Tibetan monk discusses happiness at Royal Poinciana Chapel


[ 19 ต.ค. 2552 ] - [ 18259 ] LINE it!

American neuroscientists have pronounced Matthieu Ricard, a Tibetan Buddhist monk and a French cellular geneticist, the happiest person they've tested.

On Sunday, Ricard told an audience of more than 100 people at the Royal Poinciana Chapel what he thinks it means to be happy.

Happiness is not euphoria, but a deep and lasting sense of fulfillment achieved through emotional control and focusing on the well-being of others, he said.

Ricard distinguished happiness from pleasure, which he said is dependant on physical sensation and temporary external circumstances ultimately beyond our control.

The physical pleasures we seek can be tied to greed and obsessive behavior that brings torment, he said.

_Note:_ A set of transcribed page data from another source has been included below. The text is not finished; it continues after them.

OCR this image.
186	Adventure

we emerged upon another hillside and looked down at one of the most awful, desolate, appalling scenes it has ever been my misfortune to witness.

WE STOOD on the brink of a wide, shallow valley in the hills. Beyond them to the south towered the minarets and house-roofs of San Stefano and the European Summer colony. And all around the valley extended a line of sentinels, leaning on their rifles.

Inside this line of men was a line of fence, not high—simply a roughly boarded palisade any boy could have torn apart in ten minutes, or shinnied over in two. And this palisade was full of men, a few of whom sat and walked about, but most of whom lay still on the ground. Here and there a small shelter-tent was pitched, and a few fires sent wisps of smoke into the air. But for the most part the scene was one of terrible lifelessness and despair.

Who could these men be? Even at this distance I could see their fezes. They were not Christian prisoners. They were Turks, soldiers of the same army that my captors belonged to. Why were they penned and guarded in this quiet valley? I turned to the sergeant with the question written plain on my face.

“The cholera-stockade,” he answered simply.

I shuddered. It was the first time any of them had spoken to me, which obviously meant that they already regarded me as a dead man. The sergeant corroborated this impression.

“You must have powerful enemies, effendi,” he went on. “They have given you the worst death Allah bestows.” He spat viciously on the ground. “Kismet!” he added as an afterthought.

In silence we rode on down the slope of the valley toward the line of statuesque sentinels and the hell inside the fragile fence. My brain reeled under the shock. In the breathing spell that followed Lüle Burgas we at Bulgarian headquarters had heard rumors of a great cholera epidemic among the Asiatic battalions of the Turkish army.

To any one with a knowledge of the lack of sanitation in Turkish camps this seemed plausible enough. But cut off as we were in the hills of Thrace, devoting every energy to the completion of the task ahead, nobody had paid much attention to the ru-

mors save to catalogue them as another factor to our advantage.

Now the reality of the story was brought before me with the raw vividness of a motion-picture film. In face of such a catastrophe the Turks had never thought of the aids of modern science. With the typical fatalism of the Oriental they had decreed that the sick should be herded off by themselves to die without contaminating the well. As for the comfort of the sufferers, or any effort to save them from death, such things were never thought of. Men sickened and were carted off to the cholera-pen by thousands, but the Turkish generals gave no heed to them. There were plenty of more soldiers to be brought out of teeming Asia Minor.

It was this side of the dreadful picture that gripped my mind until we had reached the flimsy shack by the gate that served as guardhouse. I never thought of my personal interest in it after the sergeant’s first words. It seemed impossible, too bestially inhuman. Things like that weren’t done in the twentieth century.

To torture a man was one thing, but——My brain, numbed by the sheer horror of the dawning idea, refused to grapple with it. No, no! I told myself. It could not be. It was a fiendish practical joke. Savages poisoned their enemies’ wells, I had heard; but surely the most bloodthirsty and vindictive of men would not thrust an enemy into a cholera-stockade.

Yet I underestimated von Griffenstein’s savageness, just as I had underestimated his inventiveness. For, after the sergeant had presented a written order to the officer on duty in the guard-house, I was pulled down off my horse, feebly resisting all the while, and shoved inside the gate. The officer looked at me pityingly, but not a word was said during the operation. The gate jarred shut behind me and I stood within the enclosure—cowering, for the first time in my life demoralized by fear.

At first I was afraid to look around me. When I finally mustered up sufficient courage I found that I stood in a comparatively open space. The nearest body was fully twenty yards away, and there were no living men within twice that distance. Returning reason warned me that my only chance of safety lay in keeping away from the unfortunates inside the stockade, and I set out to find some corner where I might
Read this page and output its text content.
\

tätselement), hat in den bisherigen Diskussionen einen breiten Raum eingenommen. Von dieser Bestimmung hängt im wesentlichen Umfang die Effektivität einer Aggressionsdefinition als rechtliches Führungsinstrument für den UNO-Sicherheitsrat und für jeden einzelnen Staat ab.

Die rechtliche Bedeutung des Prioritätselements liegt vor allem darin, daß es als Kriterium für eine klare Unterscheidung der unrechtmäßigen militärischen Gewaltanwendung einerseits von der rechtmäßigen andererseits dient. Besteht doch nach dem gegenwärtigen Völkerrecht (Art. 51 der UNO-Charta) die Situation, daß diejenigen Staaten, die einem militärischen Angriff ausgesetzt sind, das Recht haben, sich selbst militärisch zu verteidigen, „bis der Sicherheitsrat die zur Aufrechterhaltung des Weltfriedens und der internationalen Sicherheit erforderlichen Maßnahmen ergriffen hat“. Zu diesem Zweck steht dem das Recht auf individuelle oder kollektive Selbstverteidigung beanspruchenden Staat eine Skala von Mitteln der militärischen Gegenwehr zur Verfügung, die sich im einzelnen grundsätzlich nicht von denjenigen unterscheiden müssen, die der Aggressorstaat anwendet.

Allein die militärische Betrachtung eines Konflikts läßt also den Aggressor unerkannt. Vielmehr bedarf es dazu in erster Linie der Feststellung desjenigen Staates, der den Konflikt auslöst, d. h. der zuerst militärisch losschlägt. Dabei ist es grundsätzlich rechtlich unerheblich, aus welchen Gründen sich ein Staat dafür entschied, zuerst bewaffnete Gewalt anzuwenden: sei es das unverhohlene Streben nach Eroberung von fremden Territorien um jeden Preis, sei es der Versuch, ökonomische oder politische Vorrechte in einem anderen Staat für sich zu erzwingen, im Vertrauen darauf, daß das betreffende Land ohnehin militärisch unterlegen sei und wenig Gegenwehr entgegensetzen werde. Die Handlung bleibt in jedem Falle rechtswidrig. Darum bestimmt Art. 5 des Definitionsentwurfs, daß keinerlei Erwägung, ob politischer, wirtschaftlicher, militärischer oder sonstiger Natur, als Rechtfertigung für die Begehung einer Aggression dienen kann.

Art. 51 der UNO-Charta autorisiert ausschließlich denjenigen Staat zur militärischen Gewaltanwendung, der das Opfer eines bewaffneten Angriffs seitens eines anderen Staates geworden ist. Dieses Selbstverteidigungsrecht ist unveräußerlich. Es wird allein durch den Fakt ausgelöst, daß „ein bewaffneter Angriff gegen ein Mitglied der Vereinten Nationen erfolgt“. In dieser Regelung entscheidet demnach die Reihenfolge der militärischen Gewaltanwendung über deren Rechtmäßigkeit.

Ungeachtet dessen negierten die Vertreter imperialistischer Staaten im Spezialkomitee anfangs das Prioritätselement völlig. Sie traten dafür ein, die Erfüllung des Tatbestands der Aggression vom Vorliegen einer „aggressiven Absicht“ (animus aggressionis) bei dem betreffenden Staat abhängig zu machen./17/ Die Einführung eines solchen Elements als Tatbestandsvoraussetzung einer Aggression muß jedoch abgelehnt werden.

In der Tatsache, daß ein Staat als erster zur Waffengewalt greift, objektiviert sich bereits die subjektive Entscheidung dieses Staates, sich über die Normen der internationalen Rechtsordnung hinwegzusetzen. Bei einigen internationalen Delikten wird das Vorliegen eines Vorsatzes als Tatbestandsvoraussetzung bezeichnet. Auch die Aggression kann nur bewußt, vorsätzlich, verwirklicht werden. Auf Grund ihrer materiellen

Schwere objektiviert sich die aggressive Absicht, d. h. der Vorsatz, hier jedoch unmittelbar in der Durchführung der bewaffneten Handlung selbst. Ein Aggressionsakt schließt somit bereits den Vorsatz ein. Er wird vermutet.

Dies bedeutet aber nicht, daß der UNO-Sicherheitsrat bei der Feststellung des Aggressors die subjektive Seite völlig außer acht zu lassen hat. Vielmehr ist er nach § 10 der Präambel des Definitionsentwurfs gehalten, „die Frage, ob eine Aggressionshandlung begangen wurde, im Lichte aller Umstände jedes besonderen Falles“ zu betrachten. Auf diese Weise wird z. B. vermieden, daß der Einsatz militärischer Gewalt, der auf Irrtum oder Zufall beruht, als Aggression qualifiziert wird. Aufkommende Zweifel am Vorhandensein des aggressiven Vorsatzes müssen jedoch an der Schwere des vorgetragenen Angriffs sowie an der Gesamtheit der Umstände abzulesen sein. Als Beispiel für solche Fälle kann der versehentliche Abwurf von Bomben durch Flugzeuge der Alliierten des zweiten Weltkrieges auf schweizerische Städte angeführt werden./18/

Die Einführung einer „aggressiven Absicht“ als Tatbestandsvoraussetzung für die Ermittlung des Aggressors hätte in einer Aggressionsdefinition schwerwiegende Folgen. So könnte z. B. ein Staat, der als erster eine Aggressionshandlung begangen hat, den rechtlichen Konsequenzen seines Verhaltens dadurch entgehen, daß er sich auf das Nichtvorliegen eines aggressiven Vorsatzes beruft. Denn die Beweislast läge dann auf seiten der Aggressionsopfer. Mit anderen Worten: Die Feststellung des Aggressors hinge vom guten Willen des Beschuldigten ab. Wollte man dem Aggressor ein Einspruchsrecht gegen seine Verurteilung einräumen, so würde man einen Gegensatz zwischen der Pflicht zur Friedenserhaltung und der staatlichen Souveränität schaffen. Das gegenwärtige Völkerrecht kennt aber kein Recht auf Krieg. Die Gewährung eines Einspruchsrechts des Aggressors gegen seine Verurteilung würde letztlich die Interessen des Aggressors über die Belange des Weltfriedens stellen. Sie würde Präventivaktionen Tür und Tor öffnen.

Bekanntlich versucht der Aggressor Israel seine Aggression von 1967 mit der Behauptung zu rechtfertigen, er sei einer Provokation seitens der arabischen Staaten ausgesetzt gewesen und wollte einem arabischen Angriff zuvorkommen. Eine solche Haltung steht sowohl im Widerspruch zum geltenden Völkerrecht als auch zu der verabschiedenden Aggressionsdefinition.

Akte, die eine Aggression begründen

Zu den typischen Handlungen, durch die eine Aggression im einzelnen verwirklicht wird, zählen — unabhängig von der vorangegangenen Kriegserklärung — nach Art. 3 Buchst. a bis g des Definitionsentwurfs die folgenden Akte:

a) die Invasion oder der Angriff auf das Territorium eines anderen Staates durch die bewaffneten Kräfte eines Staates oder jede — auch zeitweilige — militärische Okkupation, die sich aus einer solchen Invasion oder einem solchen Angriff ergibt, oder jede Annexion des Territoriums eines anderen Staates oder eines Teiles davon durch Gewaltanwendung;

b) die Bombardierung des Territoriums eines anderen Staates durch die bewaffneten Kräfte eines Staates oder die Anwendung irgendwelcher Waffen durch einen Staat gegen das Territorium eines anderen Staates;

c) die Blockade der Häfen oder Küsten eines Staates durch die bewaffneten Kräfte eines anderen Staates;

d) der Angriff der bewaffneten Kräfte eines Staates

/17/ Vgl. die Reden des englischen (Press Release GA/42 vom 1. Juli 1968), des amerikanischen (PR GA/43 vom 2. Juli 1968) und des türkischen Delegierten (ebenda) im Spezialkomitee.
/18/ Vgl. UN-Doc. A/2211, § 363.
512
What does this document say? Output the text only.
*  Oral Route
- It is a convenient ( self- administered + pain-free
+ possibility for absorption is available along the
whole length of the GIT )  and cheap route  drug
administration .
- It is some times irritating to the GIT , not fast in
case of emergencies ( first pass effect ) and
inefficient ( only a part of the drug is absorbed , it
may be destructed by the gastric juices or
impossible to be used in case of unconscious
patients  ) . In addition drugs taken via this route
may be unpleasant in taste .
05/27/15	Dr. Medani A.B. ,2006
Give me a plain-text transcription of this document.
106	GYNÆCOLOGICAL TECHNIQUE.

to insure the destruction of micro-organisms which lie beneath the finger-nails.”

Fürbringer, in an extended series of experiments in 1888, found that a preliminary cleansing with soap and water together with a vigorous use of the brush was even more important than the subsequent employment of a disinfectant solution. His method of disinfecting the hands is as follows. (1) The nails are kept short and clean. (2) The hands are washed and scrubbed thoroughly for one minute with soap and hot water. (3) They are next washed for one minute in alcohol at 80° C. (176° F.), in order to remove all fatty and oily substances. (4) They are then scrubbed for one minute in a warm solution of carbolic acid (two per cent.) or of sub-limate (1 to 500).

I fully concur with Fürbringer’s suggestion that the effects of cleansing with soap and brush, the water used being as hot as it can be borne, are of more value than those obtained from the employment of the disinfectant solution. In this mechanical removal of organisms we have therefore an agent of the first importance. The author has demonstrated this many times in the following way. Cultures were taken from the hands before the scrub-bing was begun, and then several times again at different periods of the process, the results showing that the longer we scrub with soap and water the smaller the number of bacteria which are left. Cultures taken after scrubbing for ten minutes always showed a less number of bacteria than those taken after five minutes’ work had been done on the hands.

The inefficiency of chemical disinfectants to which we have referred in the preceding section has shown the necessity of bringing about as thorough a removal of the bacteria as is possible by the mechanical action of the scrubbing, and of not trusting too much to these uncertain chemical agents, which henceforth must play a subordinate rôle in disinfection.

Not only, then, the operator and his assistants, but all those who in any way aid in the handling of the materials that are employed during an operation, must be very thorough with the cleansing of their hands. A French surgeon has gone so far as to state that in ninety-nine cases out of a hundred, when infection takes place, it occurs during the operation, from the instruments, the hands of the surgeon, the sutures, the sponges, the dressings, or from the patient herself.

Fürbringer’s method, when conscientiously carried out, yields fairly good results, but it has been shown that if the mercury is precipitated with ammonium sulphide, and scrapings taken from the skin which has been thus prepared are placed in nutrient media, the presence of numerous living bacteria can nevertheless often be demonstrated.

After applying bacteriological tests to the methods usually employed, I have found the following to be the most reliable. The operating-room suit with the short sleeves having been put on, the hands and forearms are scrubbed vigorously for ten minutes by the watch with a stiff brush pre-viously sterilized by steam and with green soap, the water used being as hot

Happiness, Ricard said, is a way of being that is achieved by cultivating compassion and freeing our minds of hate, envy, anger and other destructive emotions.

You can't love and hate at once, he said. So love, and you won't hate.

"The more you experience loving kindness and peace, it's not going to fade away like pleasure," Ricard said. "It's self-increasing, and gives you strength and resources to deal with the ups and downs of life."

Ricard, 60, lives in Nepal and is an associate of the Dalai Lama.

Ricard grew up in Paris exposed to French intellectual circles. After completing his doctoral thesis in molecular genetics at the Institut Pasteur in 1972, he abandoned a scientific career and moved to the Himalayas to concentrate on Tibetan Buddhism.

His photographs of the spiritual masters, the landscape, and people of the Himalayas have appeared in books and magazines.

Ricard's books include Happiness: A Guide to Developing Life's Most Important Skill, and The Monk and The Philosopher, a collection of dialogues between Ricard and his father, the late French philosopher Jean-François Revel.

During Sunday's speech, Ricard acknowledged that anger, like other emotions, is part of human nature and takes time to master. But he said illness is also natural, but that doesn't stop people from seeking to avoid or cure it.

Devotion to easing the suffering of others is key because it focuses us away from ourselves, thus allowing happiness to flow into us, he said.

"We vastly underestimate the power of transformation of mind," he said.